Suicide blast at local court in Charsadda kills 16

Dunya News

Several nearby vehicles caught fire soon after the explosion.

CHARSADDA (Web Desk) – At least sixteen people including three police constables were martyred and several others were injured in a suicide blast in the premises of a local court in Charsadda district in Pakistan’s troubled northwest, DPO Charsadda Khalid Sohail told Dunya News. 

The bomber attacked as lawyers and litigants were arriving during the morning rush hour in the town of Shabqadar.

Sohail Khalid, district police chief in Charsadda district where Shabqadar is located, confirmed the suicide attack and said two of the dead were policemen.

"We are investigating the nature of the blast. According to initial reports, a suicide bomber entered the complex and a policeman on duty tried to stop him but he blew himself up," Khalid said.


Head Constable Mian Naseem Ullah, who tried to stop suicide bomber in Shabqadar (Source: ‏@khalidkhan787 at Twitter)


Several nearby vehicles caught fire soon after the explosion.

Rescue officials and a contingent of security forces arrived at the scene and cordoned off the area.
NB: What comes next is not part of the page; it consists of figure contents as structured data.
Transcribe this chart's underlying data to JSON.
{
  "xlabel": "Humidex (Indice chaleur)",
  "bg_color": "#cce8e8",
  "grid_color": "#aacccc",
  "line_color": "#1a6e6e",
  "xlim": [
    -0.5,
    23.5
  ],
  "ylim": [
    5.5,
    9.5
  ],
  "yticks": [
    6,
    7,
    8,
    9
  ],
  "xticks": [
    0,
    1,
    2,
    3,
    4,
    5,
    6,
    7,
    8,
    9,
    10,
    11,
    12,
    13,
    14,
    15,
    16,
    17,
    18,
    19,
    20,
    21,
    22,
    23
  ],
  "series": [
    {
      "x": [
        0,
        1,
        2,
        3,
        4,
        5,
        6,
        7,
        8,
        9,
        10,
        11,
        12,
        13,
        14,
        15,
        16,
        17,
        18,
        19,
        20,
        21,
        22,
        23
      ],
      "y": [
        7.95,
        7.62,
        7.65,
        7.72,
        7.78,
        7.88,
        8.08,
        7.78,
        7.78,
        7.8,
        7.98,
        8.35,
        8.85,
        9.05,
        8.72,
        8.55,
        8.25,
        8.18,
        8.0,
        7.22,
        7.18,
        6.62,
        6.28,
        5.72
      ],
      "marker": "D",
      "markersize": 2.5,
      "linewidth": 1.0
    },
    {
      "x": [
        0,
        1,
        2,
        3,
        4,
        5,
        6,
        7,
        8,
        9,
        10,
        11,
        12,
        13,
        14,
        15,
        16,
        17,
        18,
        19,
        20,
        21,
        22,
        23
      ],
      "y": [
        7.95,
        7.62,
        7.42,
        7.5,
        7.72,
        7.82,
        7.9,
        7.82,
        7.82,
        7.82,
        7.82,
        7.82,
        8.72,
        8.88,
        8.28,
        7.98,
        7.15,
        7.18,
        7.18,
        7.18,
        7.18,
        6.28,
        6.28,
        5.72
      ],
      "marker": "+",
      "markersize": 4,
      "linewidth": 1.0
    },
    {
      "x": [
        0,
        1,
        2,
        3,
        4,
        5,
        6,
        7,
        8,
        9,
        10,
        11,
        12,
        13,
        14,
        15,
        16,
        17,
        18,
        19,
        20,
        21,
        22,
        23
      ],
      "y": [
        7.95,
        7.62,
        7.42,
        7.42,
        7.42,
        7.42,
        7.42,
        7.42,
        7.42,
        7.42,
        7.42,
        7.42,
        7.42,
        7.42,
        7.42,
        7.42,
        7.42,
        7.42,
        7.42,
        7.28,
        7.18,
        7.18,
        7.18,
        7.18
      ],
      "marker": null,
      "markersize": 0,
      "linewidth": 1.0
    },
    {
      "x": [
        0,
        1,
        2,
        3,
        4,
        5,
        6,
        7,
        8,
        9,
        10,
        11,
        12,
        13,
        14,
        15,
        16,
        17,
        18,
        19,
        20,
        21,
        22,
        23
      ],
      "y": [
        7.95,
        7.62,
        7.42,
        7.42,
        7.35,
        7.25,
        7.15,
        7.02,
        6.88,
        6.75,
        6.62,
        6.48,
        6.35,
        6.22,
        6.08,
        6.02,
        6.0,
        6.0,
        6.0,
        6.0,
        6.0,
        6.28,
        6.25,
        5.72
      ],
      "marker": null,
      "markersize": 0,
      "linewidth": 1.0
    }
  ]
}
The injured persons were shifted to nearby hospitals.



At least one woman was among the dead and two children were among the injured, police sources said.

DPO Charsadda told that those in critical condition have been shifted to Lady Reading Hospital in Peshawar.



Local bar association president Shair Qadir said they had requested security after receiving threats of the attack, but no action was taken, calling it a "police failure".

Shabqadar is near the Mohmand tribal district, one of seven semi-autonomous regions bordering Afghanistan where militants from Al-Qaeda and the Taliban had established bases in the past.

Shabqadar is some 30 kilometres (18 miles) west of Charsadda, where terrorists attacked Bacha Khan University (BKU) on January 20 in a rampage that left 21 dead.

Among the victims was a chemistry professor who students said fired his own pistol at the militants before he died in a hail of bullets.

Teachers in Khyber Pakhtunkhwa province were given permission to carry firearms after the Tehreek-e-Taliban massacred more than 150 people, the majority of them children, at a school in the provincial capital Peshawar in 2014.

Pakistan has been fighting a homegrown insurgency since 2004, when militants displaced by the US-led invasion of Afghanistan began a campaign in border tribal areas.

Three years later the umbrella Tehreek-e-Taliban Pakistan (TTP) group was formed.

Overall levels of violence have fallen since a concerted military push against the Taliban’s bases began in 2014, and last year saw the fewest casualties among civilians and security forces since 2007.

But the threat of attacks, particularly on "soft targets" like schools and government offices, remains.